Una ricca sequenza di relazioni e tavole rotonde ha permesso ai convegnisti di dibattere attorno alla presenza di Cristo nella storia e nella vita degli uomini d’oggi. «Si è visto così», ha affermato il cardinale Ruini, «come anche oggi Gesù sia in realtà molto più presente nella vita e nella cultura di quanto noi stessi ne siamo consapevoli». Il porporato ne ha precisato quattro delle forme più attuali: le opere di fraternità che scaturiscono dal prendere sul serio il nostro legame con Gesù, il rapporto personale e vivificante che si stabilisce tra lui e chi sceglie di trascorrere la vita in sua compagnia, l’esperienza del dolore mediante il quale egli penetra dentro di noi e si immedesima con noi, quella che si realizza in chi muore martire per la fede in lui.

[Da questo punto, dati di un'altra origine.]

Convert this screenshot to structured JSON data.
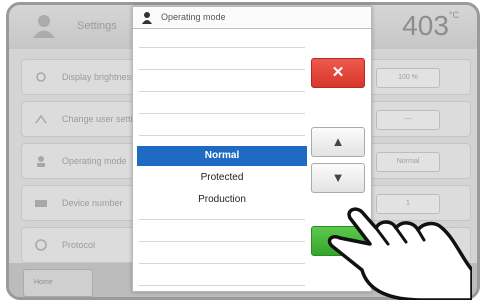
{
  "background": {
    "title": "Settings",
    "temperature": "403",
    "temperature_unit": "°C",
    "rows": [
      {
        "label": "Display brightness",
        "value": "100 %",
        "icon": "brightness-icon"
      },
      {
        "label": "Change user settings",
        "value": "----",
        "icon": "user-settings-icon"
      },
      {
        "label": "Operating mode",
        "value": "Normal",
        "icon": "operating-mode-icon"
      },
      {
        "label": "Device number",
        "value": "1",
        "icon": "device-icon"
      },
      {
        "label": "Protocol",
        "value": "",
        "icon": "protocol-icon"
      }
    ],
    "footer_tab": "Home"
  },
  "dialog": {
    "title": "Operating mode",
    "icon": "user-icon",
    "options": [
      "Normal",
      "Protected",
      "Production"
    ],
    "selected": "Normal",
    "cancel_label": "✕",
    "up_label": "▲",
    "down_label": "▼"
  },
  "colors": {
    "selected": "#1f6bc3",
    "cancel": "#e04a3e",
    "confirm": "#45b83a"
  }
}
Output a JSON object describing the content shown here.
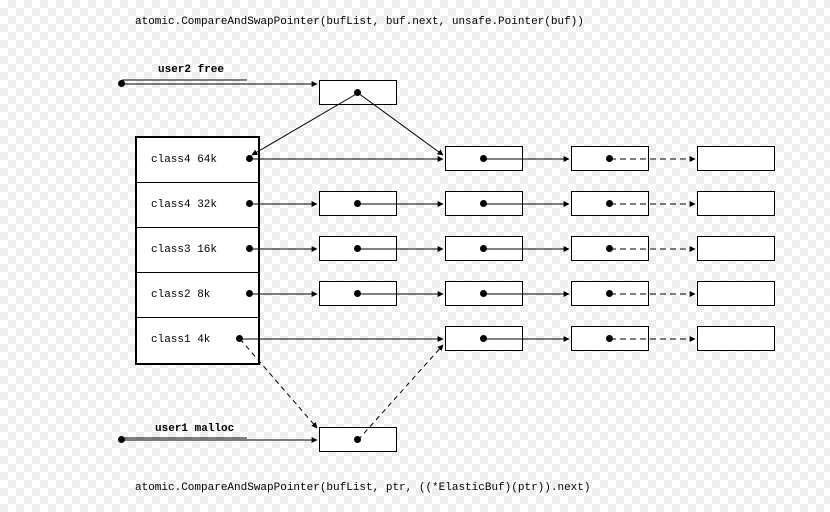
{
  "top_code": "atomic.CompareAndSwapPointer(bufList, buf.next, unsafe.Pointer(buf))",
  "bottom_code": "atomic.CompareAndSwapPointer(bufList, ptr, ((*ElasticBuf)(ptr)).next)",
  "user_free_label": "user2 free",
  "user_malloc_label": "user1 malloc",
  "classes": [
    {
      "label": "class4 64k"
    },
    {
      "label": "class4 32k"
    },
    {
      "label": "class3 16k"
    },
    {
      "label": "class2 8k"
    },
    {
      "label": "class1 4k"
    }
  ]
}
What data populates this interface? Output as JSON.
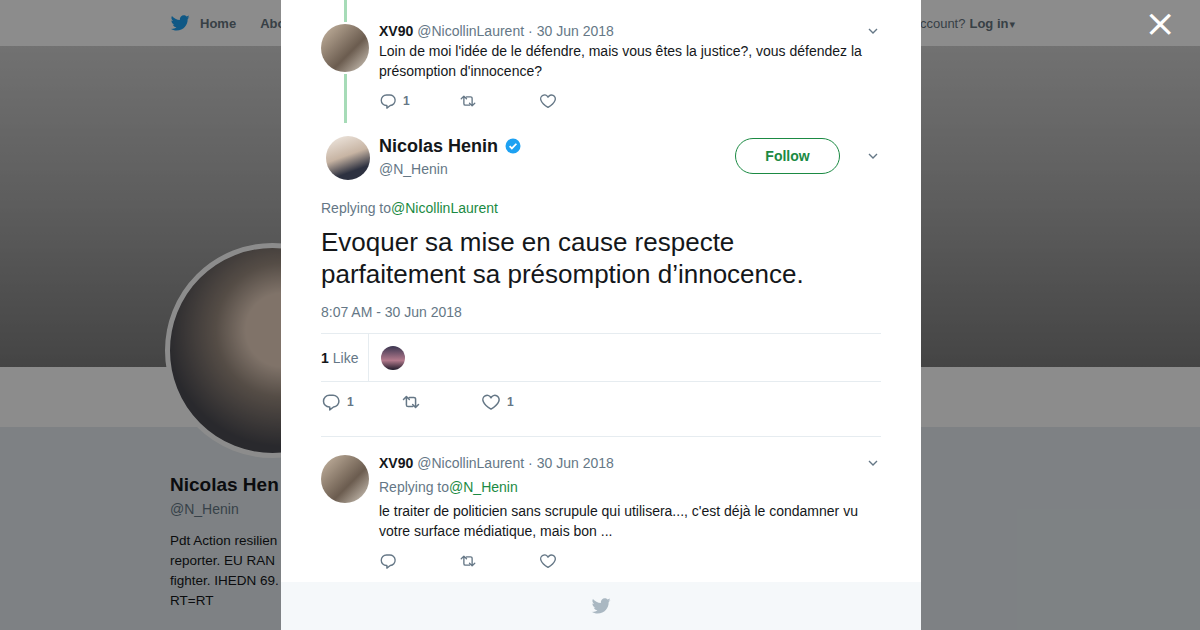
{
  "background": {
    "nav": [
      "Home",
      "Abo"
    ],
    "account_prompt": "account?",
    "login": "Log in",
    "login_caret": "▾",
    "profile": {
      "name": "Nicolas Hen",
      "handle": "@N_Henin",
      "bio": [
        "Pdt Action resilien",
        "reporter. EU RAN",
        "fighter. IHEDN 69.",
        "RT=RT"
      ]
    }
  },
  "modal": {
    "close": "×",
    "thread": [
      {
        "name": "XV90",
        "handle": "@NicollinLaurent",
        "dot": "·",
        "date": "30 Jun 2018",
        "text": "Loin de moi l'idée de le défendre, mais vous êtes la justice?, vous défendez la présomption d'innocence?",
        "replies": "1"
      }
    ],
    "focused": {
      "name": "Nicolas Henin",
      "handle": "@N_Henin",
      "verified": true,
      "follow_label": "Follow",
      "replying_label": "Replying to",
      "replying_to": "@NicollinLaurent",
      "text": "Evoquer sa mise en cause respecte parfaitement sa présomption d’innocence.",
      "timestamp": "8:07 AM - 30 Jun 2018",
      "like_count": "1",
      "like_label": "Like",
      "replies": "1",
      "likes": "1"
    },
    "replies": [
      {
        "name": "XV90",
        "handle": "@NicollinLaurent",
        "dot": "·",
        "date": "30 Jun 2018",
        "replying_label": "Replying to",
        "replying_to": "@N_Henin",
        "text": "le traiter de politicien sans scrupule qui utilisera..., c'est déjà le condamner vu votre surface médiatique, mais bon ..."
      }
    ]
  }
}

Interrogandosi sul futuro della fede cristiana in Italia e in Occidente, Ruini ha concluso proponendo una risposta che non prevede gli esiti, ma piuttosto indica il compito dei credenti: «È la parola missione: una scelta di vita che coinvolge l’intera comunità cristiana e ciascuno dei suoi membri, secondo le condizioni concrete dell’esistenza personale».